Dhoni deadbats suggestions of tense reception for India in SA
MS Dhoni and his team arrived in Johannesburg this morning to cloudy skies and cold shoulders. But they don't know too much about the latter. At least, not yet.
Matters seemed routine when Dhoni and his delegation got into the team bus, drove to the hotel in Sandton where they will spend most of their time on this tour, given that Durban is the only other city they will see, and the captain readied himself for his first media engagement. The number of South African reporters outnumbered their Indian counterparts and they had more than just the cricket on their minds.
The second question - the first was an almost mandatory one about how the Indian squad is coping with the absence of Sachin Tendulkar - was whether Dhoni was aware of the anger surrounding the tour. Dhoni smiled his signature smile. If people were upset with him, he seemed to be saying, he would meet that with pleasantries.
"We can arrange a match for the administrators and let them go at it," he suggested. There was laughter all around. "The relationship between the Indian and South African teams has been good. Though we've seen a bit of chirping going around, it makes cricket interesting. The guys have not become too personal, which means we will have a good series."
Although the Sreesanth-Graeme Smith incident from three years ago goes against the good-natured sportsmanship Dhoni made reference to, no-one was talking about that.
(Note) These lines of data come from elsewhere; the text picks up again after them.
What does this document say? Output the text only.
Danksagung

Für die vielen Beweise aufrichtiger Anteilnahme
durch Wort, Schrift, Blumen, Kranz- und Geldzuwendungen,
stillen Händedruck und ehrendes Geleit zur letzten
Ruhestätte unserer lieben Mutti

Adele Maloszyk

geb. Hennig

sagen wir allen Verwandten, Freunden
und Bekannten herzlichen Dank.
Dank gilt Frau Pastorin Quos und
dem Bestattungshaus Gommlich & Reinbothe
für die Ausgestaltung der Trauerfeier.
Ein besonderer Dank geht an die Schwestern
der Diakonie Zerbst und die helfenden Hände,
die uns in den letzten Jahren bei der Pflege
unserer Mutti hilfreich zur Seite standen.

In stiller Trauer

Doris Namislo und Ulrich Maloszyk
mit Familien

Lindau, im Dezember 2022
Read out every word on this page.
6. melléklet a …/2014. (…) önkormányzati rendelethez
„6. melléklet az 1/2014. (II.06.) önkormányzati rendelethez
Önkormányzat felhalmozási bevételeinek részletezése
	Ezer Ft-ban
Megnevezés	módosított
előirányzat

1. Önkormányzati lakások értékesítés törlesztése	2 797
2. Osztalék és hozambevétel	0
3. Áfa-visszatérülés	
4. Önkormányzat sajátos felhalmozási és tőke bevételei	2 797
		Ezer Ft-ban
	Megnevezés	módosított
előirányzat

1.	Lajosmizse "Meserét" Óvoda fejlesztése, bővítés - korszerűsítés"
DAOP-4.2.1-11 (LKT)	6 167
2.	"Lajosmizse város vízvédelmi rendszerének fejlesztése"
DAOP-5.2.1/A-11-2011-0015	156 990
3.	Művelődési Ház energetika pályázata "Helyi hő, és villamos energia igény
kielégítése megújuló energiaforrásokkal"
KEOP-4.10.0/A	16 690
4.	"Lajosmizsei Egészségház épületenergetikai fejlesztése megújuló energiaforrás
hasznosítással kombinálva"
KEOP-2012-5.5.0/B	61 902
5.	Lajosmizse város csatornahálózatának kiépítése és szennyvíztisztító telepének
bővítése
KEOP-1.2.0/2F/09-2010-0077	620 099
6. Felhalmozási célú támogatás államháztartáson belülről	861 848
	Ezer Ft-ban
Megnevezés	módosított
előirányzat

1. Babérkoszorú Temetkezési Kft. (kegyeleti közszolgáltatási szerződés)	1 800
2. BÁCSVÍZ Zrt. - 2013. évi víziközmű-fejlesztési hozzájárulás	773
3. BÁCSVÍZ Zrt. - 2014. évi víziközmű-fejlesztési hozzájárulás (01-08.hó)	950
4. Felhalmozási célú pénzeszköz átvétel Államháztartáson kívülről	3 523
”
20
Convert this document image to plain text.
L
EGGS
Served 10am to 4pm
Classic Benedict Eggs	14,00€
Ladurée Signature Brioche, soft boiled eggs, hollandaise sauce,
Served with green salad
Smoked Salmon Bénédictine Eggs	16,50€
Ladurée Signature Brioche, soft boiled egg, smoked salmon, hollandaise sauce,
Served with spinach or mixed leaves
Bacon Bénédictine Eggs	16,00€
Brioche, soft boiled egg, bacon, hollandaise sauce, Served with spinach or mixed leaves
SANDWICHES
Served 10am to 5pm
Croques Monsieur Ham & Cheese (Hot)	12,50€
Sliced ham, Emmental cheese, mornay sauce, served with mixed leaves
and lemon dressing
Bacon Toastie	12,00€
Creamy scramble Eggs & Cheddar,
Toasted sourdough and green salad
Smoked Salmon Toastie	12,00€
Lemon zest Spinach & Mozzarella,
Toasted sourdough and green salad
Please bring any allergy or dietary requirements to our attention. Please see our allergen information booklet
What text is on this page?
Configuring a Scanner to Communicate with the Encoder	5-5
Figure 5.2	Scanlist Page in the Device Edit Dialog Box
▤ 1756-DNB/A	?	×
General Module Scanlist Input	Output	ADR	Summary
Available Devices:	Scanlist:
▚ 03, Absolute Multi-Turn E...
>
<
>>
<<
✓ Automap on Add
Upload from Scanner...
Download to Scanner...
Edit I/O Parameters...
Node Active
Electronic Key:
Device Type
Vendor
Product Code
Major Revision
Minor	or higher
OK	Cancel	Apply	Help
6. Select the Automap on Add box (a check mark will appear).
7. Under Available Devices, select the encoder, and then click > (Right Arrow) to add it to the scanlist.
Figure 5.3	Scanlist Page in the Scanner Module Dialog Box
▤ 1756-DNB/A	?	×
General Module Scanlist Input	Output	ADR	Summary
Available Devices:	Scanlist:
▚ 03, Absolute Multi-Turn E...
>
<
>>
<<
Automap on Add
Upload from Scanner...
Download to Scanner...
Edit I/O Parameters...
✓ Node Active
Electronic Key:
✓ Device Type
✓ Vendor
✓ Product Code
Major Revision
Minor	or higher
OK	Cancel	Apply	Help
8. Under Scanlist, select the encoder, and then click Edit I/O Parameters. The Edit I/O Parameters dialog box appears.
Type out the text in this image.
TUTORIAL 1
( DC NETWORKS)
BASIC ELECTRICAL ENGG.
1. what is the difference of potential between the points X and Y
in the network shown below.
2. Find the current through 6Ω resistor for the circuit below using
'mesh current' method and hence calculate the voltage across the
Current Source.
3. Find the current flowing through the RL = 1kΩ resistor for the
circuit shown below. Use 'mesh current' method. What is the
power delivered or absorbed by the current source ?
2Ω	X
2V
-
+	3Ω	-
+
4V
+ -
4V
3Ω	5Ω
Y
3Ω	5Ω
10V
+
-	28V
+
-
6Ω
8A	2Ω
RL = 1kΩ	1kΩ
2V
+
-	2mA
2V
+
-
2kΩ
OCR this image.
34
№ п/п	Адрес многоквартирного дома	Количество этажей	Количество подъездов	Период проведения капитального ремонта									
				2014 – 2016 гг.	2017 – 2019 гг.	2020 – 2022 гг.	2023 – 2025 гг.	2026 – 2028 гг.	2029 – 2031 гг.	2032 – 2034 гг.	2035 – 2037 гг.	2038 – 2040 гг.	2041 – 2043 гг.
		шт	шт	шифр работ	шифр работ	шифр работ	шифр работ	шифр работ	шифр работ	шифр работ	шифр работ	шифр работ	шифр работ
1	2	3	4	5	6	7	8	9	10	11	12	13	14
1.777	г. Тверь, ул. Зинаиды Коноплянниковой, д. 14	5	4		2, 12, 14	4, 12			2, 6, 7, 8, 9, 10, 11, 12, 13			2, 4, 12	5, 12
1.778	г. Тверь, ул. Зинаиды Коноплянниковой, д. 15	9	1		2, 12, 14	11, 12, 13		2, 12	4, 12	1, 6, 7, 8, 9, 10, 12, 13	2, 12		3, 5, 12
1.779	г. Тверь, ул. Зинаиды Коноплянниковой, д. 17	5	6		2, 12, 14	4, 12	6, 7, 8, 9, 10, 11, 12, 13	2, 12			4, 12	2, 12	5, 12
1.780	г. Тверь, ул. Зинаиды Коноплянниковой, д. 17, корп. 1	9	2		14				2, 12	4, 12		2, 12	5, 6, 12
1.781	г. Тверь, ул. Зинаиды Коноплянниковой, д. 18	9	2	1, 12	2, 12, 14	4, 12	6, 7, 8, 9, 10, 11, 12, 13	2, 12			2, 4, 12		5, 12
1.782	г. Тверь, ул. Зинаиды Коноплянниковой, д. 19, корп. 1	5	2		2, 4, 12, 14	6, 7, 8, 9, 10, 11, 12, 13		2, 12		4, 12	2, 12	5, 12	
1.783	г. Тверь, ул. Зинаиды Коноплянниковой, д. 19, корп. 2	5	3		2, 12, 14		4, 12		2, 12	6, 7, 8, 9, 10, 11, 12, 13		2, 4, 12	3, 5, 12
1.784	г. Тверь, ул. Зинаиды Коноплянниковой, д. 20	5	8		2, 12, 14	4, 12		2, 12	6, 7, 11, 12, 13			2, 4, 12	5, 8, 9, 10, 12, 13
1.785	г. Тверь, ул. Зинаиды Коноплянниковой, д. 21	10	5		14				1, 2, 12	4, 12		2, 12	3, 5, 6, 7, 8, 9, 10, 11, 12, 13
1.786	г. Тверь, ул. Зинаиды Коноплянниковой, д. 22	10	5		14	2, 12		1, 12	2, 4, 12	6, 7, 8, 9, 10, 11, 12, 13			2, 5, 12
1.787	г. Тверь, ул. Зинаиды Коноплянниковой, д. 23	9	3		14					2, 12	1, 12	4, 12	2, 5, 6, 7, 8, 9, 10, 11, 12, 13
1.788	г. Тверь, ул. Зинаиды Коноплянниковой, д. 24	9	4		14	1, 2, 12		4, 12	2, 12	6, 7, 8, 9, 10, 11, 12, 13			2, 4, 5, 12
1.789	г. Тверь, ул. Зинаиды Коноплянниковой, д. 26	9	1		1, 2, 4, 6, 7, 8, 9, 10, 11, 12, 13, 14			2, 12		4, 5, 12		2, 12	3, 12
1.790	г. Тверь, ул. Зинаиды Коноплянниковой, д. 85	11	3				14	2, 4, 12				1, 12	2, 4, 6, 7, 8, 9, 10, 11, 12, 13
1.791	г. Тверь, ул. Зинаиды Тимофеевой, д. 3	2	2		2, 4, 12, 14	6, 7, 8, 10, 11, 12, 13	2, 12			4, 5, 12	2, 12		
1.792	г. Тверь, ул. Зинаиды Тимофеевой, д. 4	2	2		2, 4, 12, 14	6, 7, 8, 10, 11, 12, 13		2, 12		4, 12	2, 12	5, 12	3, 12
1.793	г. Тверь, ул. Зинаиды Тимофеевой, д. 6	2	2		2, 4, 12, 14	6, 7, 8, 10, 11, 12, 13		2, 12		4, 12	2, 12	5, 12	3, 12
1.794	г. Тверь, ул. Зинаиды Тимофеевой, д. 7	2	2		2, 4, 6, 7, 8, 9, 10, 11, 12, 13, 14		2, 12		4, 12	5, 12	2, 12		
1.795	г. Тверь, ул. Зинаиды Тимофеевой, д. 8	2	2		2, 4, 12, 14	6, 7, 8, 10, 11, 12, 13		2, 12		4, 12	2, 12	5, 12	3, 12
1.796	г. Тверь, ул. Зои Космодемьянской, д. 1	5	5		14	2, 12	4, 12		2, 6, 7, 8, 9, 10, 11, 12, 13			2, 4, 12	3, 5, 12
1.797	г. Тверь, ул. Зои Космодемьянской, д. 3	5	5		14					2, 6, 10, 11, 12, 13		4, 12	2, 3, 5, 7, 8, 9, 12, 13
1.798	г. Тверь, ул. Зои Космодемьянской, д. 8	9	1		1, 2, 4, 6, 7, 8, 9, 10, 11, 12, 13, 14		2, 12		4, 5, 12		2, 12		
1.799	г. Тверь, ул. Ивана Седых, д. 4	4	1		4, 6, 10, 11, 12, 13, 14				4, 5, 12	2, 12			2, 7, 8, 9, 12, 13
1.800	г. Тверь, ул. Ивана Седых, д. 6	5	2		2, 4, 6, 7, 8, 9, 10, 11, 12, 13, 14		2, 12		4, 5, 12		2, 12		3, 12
Members of the teams have friendships which stretch back to their time playing together in competitions like the IPL, but that's not what will be in the spotlight.
Instead, the public's response to this whistle-stop tour that was supposed to headline the South African summer will be the backdrop against which this series will be played. From a bumper schedule of two T20s, seven ODIs and three Tests, the biggest series South Africa was due to host this year has been shortened to a piddly three ODIs and two Tests. For that, people are angry.
Worse for Dhoni and Co, those people have no-one to whom they can direct their anger except the Indian team. Administrators will not make appearances mere metres away from where a fan's voice can carry. Already social media platforms have been buzzing with a few harsh words, and words are not the only thing some journalists think will be hurled at the Indian team. One asked Dhoni what he would do an object was flung at his team. "We'll pick it up and give it back," he said. "That's all we can do."
Then again, he may not have to think about any of that because there has also been suggestion that supporters would consider not going to matches at all, in a vote with your feet demonstration of their displeasure. Dhoni hopes that will not be the case either. "Whenever we have come here, we've got fantastic reception," he said. "I don't think that will really change."
Luckily for Dhoni, his team won't be going to Cape Town where the irritation is at its highest, so he may not see the worst of it. The New Year's Test was cancelled because of the curtailed tour and people in the Mother City have to make do with a festival of 20-overs cricket instead. Only Johannesburg and Durban will host Test cricket for the remainder of this year, a disappointment for those in the rest of the country who long to watch their No. 1 team in action.
While Graeme Smith has made public comments calling for an end to two-Test series and asking for South Africa to play more in the longest format, Dhoni would not be drawn into doing the same. "I don't pay that much attention to how many games we are playing," he said. "We have a busy schedule and it's a schedule we need to respect. What is in our hands is three ODIs and two Tests, so we will look to make the most of it and move on to the next series."
If pure cricket is all that concerns Dhoni then he will be relishing the prospect of playing a South African ODI team that is still grappling to get its batting combinations right. India have been a force in the 50-overs version, led by explosive hitting, and Dhoni expects more of the same starting on Thursday. "If you love the ball coming on to the bat, that's what you will see," he said.
He admitted to not having watched much of the recently-concluded series between Pakistan and South Africa but said he would not judge it on the scorelines alone. He expects heated competition and a stern test of India's skills, which Duncan Fletcher believes are ready for the challenge of South African surfaces.
"The way the guys have played recently, they've got a lot of confidence," Fletcher said. "We were facing Australia the other day and Mitchell Johnson was getting up to 151kmph. Our top four was handling it quite well. Our batting seems technically equipped. The only thing is the experience. But this lot is confident, they've got no baggage and they really believe in themselves."
Although India are touring with one of their least experienced squads, Fletcher also think they have prepared sufficiently. Six members of the current ODI squad toured South Africa in August to play first-class and List A matches. Memorably, Shikhar Dhawan scored 248 in one of the limited-overs matches. The surfaces were flat, winter pitches, though, and will likely not resemble anything India will play on in this series but Fletcher thinks the trip still had value for the players.
"To come out here and play in South Africa against this opposition, the players get a feel for the way they play cricket here," he said. "Psychologically it's quite an advantage." Given that mind games are going to play a significant role in the series - be it against South African team or their public - mental strength is one thing India will need on this tour.